Tu parles d’un embrouilleur de première celui-là ! Nous étions tous fadés d’ébaubissement devant son petit numéro fantaisiste, aucun de nous n’avait encore ouvert la bouche.

« Moi je demande qu’à rire monsieur le prestidigitateur, mais enfin, là tout de suite, on aurait juste un peu autre chose à faire de plus sérieux ! Comme sauver le monde quoi ! Sauf si c’est pas une priorité pour vous ! Fis-je agacé.

–         Avec un sourire aussi crétin et un si joli minois il doit bien y avoir encore un tour à la con derrière tout ça ! Déclama Lisa qui venait de se réveiller.

–         Moi en tout cas je reste où je suis, je ne tiens pas à perdre autre chose aujourd’hui ! Protesta Marc. »

Larsen Rupin restait à nous regarder avec son sourire enjôleur. Presque à nous narguer. Il sortit de sa poche, d’un geste délicat et précis un briquet, qu’il alluma sous la feuille qu’il tenait en guise d’ordre. Toujours en nous fixant.

« Le temps n’est plus à l’inquiétude mes chers amis ! Voyez ce papier qui se consume sous vos yeux, il est sans doute l’aube de votre nouvelle vie, le feu de votre mission sacrée… qui s’envole en fumée ! Pfffffffffffuit ! Plus de papier, plus de mission !

–         Vous êtes chiadé vous ! Vous venez de nous dire que c’était un faux ! Temporisa Lisa.

–         Ce que je dis à peu d’importance au regard de ce que je fais, mais ce que je fais peut revêtir un angle de vue plus énigmatique. Ce n’est ni un faux, ni un vrai… c’est une illusion !

–         Ah ben voilà qu’en plus d’être un drolâtre hautain il nous la joue philosophe mesquin… ouais, bienvenu dans le monde des tarés Larsen machin… mais va falloir enquiller sur la fin du monde maintenant.

–         Attendez ! Fit Manhattan. Le parchemin que j’ai dans les mains est en train de disparaitre ! »

Tous nos yeux convergèrent d’un doute vers le regard amusé de larsen…

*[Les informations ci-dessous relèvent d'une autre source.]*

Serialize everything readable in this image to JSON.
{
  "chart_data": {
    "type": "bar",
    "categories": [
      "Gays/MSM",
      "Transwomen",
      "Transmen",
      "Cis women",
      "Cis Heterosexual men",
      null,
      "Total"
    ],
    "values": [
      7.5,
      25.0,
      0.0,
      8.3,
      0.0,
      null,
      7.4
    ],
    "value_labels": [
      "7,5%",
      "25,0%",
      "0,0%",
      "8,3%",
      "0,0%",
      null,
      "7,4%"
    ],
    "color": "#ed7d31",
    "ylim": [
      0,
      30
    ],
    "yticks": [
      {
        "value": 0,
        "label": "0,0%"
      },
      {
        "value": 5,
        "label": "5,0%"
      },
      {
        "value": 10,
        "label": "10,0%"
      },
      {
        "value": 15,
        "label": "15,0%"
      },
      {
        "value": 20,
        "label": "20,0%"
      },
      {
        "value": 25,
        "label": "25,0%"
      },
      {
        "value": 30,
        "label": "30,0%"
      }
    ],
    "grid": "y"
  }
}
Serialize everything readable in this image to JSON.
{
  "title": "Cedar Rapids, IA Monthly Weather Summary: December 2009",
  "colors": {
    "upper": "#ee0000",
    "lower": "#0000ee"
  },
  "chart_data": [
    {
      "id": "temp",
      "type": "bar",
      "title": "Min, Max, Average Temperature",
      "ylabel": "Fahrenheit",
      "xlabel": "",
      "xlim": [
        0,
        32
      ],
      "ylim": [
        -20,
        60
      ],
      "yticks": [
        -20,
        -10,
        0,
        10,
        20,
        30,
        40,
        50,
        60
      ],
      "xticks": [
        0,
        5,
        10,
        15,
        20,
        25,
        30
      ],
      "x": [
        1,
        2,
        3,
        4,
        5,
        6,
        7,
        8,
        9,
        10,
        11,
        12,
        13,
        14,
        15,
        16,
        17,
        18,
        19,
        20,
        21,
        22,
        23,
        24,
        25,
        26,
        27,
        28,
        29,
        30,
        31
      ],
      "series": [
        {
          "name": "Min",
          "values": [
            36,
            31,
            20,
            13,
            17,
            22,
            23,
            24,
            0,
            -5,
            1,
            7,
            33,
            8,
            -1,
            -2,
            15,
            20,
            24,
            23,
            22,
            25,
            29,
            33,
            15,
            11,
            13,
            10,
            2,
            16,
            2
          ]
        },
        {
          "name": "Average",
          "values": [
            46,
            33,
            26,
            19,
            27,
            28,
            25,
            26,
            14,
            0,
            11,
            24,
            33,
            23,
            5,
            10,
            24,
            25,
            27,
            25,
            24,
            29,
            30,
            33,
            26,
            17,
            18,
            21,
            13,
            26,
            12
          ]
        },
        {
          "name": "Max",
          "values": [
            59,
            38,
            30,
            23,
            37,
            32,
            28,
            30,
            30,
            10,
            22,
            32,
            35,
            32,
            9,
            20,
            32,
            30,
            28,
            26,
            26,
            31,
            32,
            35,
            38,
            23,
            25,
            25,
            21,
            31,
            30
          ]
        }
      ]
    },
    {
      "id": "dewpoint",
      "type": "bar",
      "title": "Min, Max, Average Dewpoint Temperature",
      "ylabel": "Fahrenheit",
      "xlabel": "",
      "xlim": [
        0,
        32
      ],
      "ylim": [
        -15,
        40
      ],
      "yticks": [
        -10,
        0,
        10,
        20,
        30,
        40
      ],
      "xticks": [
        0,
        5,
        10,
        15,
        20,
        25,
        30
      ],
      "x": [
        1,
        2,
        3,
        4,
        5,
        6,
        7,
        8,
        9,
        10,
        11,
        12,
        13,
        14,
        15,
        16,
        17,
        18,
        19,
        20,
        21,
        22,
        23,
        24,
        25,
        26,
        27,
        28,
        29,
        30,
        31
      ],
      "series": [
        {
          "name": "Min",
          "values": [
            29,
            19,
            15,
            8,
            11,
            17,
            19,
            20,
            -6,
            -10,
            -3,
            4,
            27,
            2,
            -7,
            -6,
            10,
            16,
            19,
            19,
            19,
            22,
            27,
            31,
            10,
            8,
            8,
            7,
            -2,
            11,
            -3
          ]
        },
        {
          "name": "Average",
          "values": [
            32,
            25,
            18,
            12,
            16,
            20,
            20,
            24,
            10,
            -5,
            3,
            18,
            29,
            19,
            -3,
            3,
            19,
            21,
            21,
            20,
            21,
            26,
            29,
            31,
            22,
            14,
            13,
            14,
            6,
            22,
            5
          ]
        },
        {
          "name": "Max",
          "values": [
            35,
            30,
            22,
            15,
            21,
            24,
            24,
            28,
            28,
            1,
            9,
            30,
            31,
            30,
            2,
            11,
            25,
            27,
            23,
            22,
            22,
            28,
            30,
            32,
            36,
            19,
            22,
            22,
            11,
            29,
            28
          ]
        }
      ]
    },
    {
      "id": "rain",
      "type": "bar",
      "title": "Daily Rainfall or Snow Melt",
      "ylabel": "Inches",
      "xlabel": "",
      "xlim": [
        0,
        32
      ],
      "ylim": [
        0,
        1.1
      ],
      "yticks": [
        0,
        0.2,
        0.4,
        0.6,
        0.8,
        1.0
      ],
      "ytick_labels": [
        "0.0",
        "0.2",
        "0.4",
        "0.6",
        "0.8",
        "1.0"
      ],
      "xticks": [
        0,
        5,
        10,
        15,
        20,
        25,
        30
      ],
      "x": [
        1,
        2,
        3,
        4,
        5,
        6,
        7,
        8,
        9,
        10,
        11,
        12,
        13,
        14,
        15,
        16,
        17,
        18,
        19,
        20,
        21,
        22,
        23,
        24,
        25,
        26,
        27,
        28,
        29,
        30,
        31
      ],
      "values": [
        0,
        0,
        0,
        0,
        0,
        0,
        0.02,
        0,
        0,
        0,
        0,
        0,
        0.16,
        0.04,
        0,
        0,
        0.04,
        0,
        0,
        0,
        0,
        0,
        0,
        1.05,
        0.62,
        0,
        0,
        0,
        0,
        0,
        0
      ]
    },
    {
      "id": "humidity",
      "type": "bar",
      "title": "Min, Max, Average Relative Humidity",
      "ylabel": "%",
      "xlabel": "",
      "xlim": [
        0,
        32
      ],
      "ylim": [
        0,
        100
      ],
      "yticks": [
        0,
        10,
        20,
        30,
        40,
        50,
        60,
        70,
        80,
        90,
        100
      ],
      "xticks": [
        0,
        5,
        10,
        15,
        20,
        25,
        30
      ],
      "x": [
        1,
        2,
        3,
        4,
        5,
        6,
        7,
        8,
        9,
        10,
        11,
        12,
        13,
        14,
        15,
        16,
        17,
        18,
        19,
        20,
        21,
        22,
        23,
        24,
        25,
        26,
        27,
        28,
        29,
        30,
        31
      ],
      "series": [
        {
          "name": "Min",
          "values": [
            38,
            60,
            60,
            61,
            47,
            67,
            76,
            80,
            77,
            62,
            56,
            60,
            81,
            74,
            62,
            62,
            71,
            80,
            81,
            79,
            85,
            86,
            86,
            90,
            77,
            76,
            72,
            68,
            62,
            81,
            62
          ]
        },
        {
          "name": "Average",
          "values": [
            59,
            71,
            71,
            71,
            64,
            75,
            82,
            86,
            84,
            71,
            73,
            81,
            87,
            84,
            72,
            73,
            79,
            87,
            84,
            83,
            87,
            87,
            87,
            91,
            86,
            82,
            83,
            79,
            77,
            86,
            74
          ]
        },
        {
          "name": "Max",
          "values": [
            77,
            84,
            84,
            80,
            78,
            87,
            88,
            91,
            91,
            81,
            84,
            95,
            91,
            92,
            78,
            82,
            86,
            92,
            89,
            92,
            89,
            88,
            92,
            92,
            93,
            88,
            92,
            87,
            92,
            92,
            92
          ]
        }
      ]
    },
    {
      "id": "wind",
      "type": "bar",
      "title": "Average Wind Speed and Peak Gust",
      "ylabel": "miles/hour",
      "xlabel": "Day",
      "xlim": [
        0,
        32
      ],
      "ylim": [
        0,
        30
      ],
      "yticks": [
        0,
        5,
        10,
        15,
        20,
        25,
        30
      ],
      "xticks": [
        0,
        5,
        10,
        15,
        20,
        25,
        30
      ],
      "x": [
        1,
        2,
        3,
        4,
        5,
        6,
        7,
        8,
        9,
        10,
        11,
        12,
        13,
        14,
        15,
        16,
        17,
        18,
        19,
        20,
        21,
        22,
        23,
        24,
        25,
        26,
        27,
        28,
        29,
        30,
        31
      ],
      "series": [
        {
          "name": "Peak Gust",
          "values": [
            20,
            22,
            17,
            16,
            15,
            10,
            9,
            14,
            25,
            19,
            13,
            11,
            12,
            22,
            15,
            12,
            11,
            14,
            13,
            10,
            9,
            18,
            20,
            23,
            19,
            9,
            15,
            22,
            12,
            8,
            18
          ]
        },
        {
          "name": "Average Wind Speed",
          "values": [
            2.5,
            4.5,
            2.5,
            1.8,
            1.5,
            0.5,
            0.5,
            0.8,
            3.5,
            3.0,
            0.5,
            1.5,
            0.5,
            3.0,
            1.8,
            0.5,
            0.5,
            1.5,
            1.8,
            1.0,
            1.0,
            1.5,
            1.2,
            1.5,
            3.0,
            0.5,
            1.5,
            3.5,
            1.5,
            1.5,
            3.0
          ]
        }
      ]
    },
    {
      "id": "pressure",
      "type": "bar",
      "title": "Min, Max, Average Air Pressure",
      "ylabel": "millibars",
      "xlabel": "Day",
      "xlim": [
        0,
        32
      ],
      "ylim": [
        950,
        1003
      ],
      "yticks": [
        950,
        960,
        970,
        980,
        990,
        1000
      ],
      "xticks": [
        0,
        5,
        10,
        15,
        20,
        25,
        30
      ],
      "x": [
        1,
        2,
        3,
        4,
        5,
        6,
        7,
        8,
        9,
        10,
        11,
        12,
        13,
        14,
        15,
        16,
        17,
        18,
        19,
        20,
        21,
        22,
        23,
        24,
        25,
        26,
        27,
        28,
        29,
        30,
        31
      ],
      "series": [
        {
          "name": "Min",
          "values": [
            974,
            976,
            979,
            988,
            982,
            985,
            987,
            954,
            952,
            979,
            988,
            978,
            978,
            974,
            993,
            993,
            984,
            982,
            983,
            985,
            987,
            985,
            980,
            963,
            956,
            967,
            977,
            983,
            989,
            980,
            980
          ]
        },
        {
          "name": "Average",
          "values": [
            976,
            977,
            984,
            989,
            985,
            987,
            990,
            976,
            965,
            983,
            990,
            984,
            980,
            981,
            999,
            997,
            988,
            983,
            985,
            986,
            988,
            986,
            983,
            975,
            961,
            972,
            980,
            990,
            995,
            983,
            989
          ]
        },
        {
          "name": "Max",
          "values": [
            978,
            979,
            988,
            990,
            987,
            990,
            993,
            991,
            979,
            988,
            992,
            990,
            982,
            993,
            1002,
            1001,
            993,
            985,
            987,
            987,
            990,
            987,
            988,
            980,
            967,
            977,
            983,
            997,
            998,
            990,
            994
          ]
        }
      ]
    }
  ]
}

« Décidément, vos idées n’ont pas l’air d’être en ordre ! L’apocalypse est finit… je vous l’assure ! »

*

Roland était redescendu à terre. Il s’approchait lentement du corps presque nu d’Ozymandias, à moitié recouvert de sable. Il n’était pas mort, le coup qu’il lui avait porté n’était pas destiné à cela, mais il était toujours dans les vapes. Roland le regarda longuement, en se disant que peut-être il aurait dû le tuer sachant ce qu’il était. Il recommencerait, il ne cesserait peut-être jamais de recommencer. Mais la mort est une mission difficile qui ne s’improvise pas. Il y a toujours un prix à payer quand on meurt, et encore davantage quand on fait mourir. Sa mission était accomplie, pas plus pas moins, inutile de prendre des décisions qui ne pouvaient pas l’être simplement et rapidement. Il était temps de rentrer dans son monde… et justement, Ozymandias était sa clef.

Roland aurait sans doute pu trouver la porte du sas temporel seul, mais Ozymandias savait sans doute avec précision où et quand les multivers se chevauchaient régulièrement. Pas de lui-même, non, mais il était suffisamment doué scientifiquement pour avoir créé un appareil lui permettant de localiser ce genre d’évènement. Il ne manquait pas de ressource, et il valait mieux quand on n’était qu’un simple humain. Roland espérait seulement ne pas avoir fait voler en éclat son sauf-conduit avec l’armure d’Ozy. Çà et là, les morceaux de son costume déchiré jonchaient le sable et les rochers. Roland fouillait le périmètre avec une certaine dextérité mais aussi une certaine angoisse. Etre coincé dans le temps ne l’arrangeait pas vraiment, et dans une zone hors temps encore moins. Son inspection l’amena plus près du corps d’Ozymandias. En dernier recours seulement il le fouillerait lui aussi. Là ! Près de sa moitié de cuisse ensevelie, un disque doré ! Il le prit en main. Au moment de se relever il sentit son poignet se faire agripper avec force. Une main sanglante le retenait, Ozy !

« Tu… ne perds… rien pour attendre ! Fit Ozymandias péniblement.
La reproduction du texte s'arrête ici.